As an atheist who doesn't really buy into an afterlife or a spirit, as such, I can't unscramble in my head what I think this human condition is - how it happens, and why we're all so different. But although it makes us complicated, and difficult, and perplexing...I also think it makes us kind of wonderful. Thank God we're more than just our biology, even if it does make me question my sanity when I'm hiding in a duvet-sheet-nest and experiencing one hell of a sugar crash.

Tuesday 14 July 2015

On building walls

It is a very human thing, I think, to build walls. And it is a very difficult thing to acknowledge that we are building them, and make a decision to bring them down.

For many years now, I have walled up my creativity. It sounds odd, I know - but nevertheless I have come to realise that it's the truth. It's why I stopped writing this bloody thing. It's why my laptop is full of beginnings, middles, and ends of stories - but nothing complete, nothing whole. It's why I've picked up and put down art and illustration throughout my life, never quite making a go of it.

Why have I done this? It seems counter-intuitive to deny myself something that does, on balance, make me happy. Something that I think - with enough practice and flexing of the right muscles - I could be good at. It's not like I don't have ideas, either. I am positively brimming with ideas. Seriously, you should see how many beginnings of blog posts I have on here as drafts. How many notebooks filled with doodles, and sketches, and first steps that were never followed by a second. But here's the thing: it's far easier to create a barricade around that part of myself (with excuses like "I don't have time", or "I feel too drained after work", or "I don't have the willpower to keep up with it") than it would be to try, and to fail. God forbid I throw myself into something and not have it work out.

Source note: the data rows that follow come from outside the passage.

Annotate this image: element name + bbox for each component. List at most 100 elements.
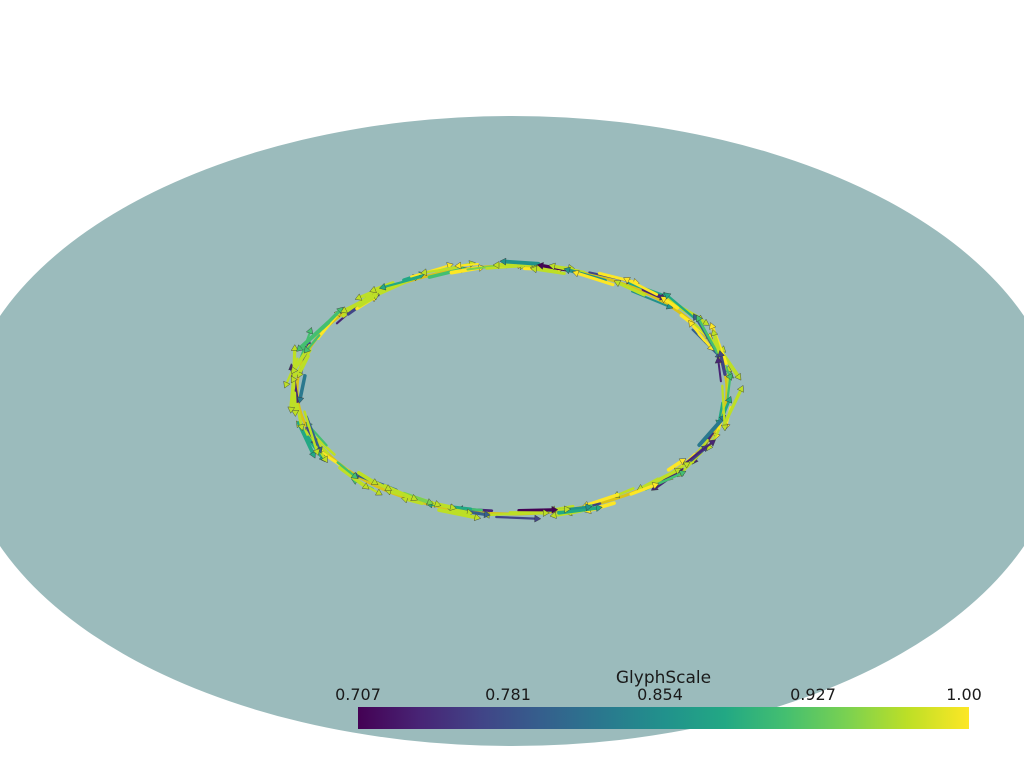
arrow-head	[361, 482, 370, 490]
arrow-head	[287, 406, 296, 414]
arrow-glyph	[306, 334, 321, 350]
arrow-glyph	[402, 273, 422, 283]
arrow-head	[534, 514, 542, 523]
arrow-head	[660, 296, 668, 304]
arrow-head	[449, 503, 457, 511]
arrow-head	[283, 380, 291, 389]
arrow-head	[420, 268, 428, 277]
arrow-glyph	[437, 508, 477, 520]
arrow-head	[426, 498, 434, 506]
arrow-head	[696, 314, 703, 323]
arrow-head	[548, 262, 556, 271]
arrow-head	[473, 513, 482, 522]
arrow-head	[312, 448, 321, 456]
arrow-head	[734, 372, 742, 381]
arrow-glyph	[298, 320, 331, 350]
arrow-head	[613, 279, 622, 288]
arrow-head	[296, 396, 305, 404]
arrow-head	[433, 500, 442, 508]
arrow-glyph	[586, 493, 620, 507]
arrow-head	[305, 327, 314, 335]
arrow-head	[702, 318, 710, 326]
arrow-glyph	[627, 279, 659, 296]
arrow-head	[725, 395, 733, 404]
arrow-head	[291, 375, 298, 384]
arrow-head	[551, 505, 559, 514]
arrow-glyph	[303, 410, 318, 452]
arrow-glyph	[405, 498, 424, 506]
arrow-head	[688, 320, 696, 328]
arrow-glyph	[721, 384, 726, 427]
arrow-head	[369, 285, 377, 294]
arrow-head	[483, 510, 491, 519]
arrow-head	[736, 385, 744, 393]
arrow-glyph	[617, 281, 646, 297]
scalar-bar-tick: 0.927	[790, 685, 836, 704]
arrow-head	[375, 488, 383, 496]
scalar-bar-tick: 0.707	[335, 685, 381, 704]
arrow-head	[536, 262, 544, 270]
arrow-head	[714, 356, 723, 364]
arrow-glyph	[295, 403, 303, 427]
arrow-head	[384, 484, 393, 492]
arrow-glyph	[449, 507, 470, 515]
arrow-head	[492, 261, 500, 269]
arrow-glyph	[650, 469, 678, 485]
arrow-head	[563, 266, 571, 275]
arrow-glyph	[344, 294, 375, 312]
arrow-glyph	[697, 417, 724, 447]
scalar-bar-gradient	[358, 707, 969, 729]
arrow-glyph	[425, 266, 458, 274]
arrow-head	[682, 461, 691, 469]
arrow-glyph	[298, 374, 307, 400]
arrow-head	[370, 478, 379, 485]
scalar-bar: GlyphScale 0.707 0.781 0.854 0.927 1.00	[335, 668, 982, 730]
arrow-glyph	[289, 381, 296, 410]
arrow-head	[350, 471, 359, 479]
arrow-head	[725, 373, 733, 381]
arrow-glyph	[495, 515, 536, 520]
arrow-head	[710, 329, 719, 337]
arrow-head	[303, 345, 312, 354]
arrow-glyph	[535, 267, 566, 275]
arrow-head	[499, 257, 507, 266]
arrow-head	[354, 293, 363, 301]
arrow-head	[717, 350, 725, 358]
arrow-glyph	[682, 442, 712, 466]
arrow-head	[678, 470, 687, 478]
scalar-bar-tick: 0.854	[637, 685, 683, 704]
arrow-head	[320, 455, 328, 464]
arrow-head	[378, 282, 387, 291]
arrow-head	[291, 366, 299, 375]
arrow-glyph	[629, 484, 655, 496]
disk-surface	[0, 116, 1024, 746]
scalar-bar-tick: 1.00	[946, 685, 982, 704]
arrow-glyph	[576, 271, 615, 287]
arrow-glyph	[293, 349, 312, 379]
arrow-head	[651, 482, 660, 490]
arrow-glyph	[719, 354, 727, 376]
arrow-head	[663, 292, 672, 300]
arrow-glyph	[717, 361, 722, 383]
arrow-head	[595, 504, 603, 512]
arrow-head	[623, 277, 631, 284]
arrow-glyph	[292, 391, 297, 413]
arrow-glyph	[503, 259, 541, 266]
arrow-glyph	[459, 263, 479, 267]
arrow-head	[296, 344, 304, 352]
arrow-glyph	[298, 354, 310, 374]
arrow-head	[291, 410, 300, 417]
arrow-head	[297, 423, 305, 432]
arrow-head	[454, 261, 462, 270]
arrow-head	[340, 306, 348, 314]
arrow-head	[572, 269, 580, 278]
arrow-glyph	[698, 318, 719, 354]
arrow-head	[585, 503, 593, 512]
arrow-head	[309, 450, 316, 459]
arrow-head	[542, 509, 550, 517]
scalar-bar-tick: 0.781	[485, 685, 531, 704]
arrow-glyph	[517, 508, 554, 513]
arrow-head	[410, 494, 418, 502]
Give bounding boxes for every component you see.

It sounds so self-defeating when I put it into words that I get angry at myself.

I suspect we're all guilty of this in one way or another. Other people build walls to save face, or to seem stronger, or to keep messy emotions inside. I've always been better at letting emotions roam free, but I can understand the impulse. Whether it's because you think people won't understand the more complicated parts of you, or that they'll think you're a bit crazy, or think less of you for showing "weakness"...I understand that fear.

It's hard, I think, to recognise that you are your own worst enemy. That the barrier you're fighting against in order to get where you want to be - to be happy - is a barrier of your own creation. And it would be too simplistic to say that recognising that fact is the answer. That tearing the walls down will bring you happiness, or even that you'll feel strong enough to tear them down in the first place. But it does feel like a first step (for me, at least). It feels like this might be the stick I need to whip myself into shape with. To not be self-defeating. To pour myself into things, even when it would be easier - less messy - to just sit down and watch Netflix instead.

I am making this promise to myself, and I am doing it out loud so that I can't put my head in the sand and pretend that I haven't: I am going to try. If I try and I fail, then so be it. I think I'll be less sad about that than I would about letting that wall get the better of me.